Pero cuando, por fin, enfilamos la pronunciada curva que hay en la carretera justo antes del parque de Bens, allí estaba: el coche negro estampado contra un árbol, los policías locales por todas partes, furgonetas y coches patrulla. Le dije al taxista que me dejara allí mismo y que me esperara en el aparcamiento del parque. Una policía se cruzó en mi camino, pero el mando me conocía. Saqué fotos del coche desde diversos ángulos, tratando que todos los agentes se vieran de espaldas. Los Bomberos había sacado el cadáver de aquel habitáculo que parecía una cajetilla de tabaco arrugada y la funeraria se lo había llevado hacía un buen rato. Parece que el conductor había dirigido directo al árbol, sin desviarse ni frenar, y sin cinturón de seguridad. El impacto le había desnucado instantáneamente. Tenía 48 años y dejaba un hijo pequeño. Una lástima.
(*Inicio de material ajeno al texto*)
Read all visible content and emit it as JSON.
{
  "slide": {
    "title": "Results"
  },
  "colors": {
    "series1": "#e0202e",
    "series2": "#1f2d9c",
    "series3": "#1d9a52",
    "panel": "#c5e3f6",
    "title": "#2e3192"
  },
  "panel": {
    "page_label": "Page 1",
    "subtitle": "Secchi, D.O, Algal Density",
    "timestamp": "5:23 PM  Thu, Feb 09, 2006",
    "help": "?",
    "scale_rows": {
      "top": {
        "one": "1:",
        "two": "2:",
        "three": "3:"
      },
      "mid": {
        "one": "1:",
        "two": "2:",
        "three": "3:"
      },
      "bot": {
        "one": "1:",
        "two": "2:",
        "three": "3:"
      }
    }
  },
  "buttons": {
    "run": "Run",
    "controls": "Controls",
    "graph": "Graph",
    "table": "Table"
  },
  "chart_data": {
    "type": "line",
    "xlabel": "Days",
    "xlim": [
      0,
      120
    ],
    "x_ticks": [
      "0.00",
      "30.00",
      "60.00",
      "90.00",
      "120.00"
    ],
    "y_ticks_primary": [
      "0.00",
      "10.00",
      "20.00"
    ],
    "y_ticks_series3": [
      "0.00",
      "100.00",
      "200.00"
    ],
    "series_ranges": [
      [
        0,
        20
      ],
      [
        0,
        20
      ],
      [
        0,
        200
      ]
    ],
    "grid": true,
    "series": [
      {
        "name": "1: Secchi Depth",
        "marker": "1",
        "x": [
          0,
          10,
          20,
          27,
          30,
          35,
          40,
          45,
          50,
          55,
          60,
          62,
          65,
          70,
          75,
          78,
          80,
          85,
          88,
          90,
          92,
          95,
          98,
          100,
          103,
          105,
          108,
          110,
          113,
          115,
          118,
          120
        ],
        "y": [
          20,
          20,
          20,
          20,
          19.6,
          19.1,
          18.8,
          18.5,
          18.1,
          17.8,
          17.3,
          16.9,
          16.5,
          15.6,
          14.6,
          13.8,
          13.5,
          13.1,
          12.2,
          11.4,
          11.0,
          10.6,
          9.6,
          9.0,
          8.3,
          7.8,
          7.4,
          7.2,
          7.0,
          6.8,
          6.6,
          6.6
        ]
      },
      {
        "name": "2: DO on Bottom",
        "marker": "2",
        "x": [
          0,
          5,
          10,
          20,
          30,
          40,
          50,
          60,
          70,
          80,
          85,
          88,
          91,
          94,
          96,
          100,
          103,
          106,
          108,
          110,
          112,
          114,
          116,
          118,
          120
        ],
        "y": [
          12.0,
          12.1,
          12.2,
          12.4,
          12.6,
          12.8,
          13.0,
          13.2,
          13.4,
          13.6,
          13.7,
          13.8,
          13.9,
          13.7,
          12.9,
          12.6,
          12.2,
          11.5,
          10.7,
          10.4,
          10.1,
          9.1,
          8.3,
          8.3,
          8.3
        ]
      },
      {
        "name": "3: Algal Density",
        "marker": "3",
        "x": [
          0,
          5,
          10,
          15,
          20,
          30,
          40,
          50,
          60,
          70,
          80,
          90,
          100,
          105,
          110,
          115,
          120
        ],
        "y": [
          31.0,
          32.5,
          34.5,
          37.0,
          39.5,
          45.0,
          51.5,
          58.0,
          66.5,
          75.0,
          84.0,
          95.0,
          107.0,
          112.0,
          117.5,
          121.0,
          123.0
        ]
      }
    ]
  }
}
Saqué una última foto mientras el taxista aparecía de nuevo para recogerme por iniciativa propia, Me subí al asiento de atrás y envié las fotos, luego llamé a la responsable de redes y le dicté el texto. Más abajo, en San Pedro de Visma, pasamos por delante de un coche aparcado de la TVG. Parecían perdidos, como si se hubieran detenido para preguntar una dirección. Sonreí y le conté a mi compañera mis cuitas. Lo del fotógrafo en Sada, lo del coche sin batería, lo del taxista confundido. Ella descartó inmediatamente que se tratara de una conspiración. “Eso es ser periodista”, sentenció.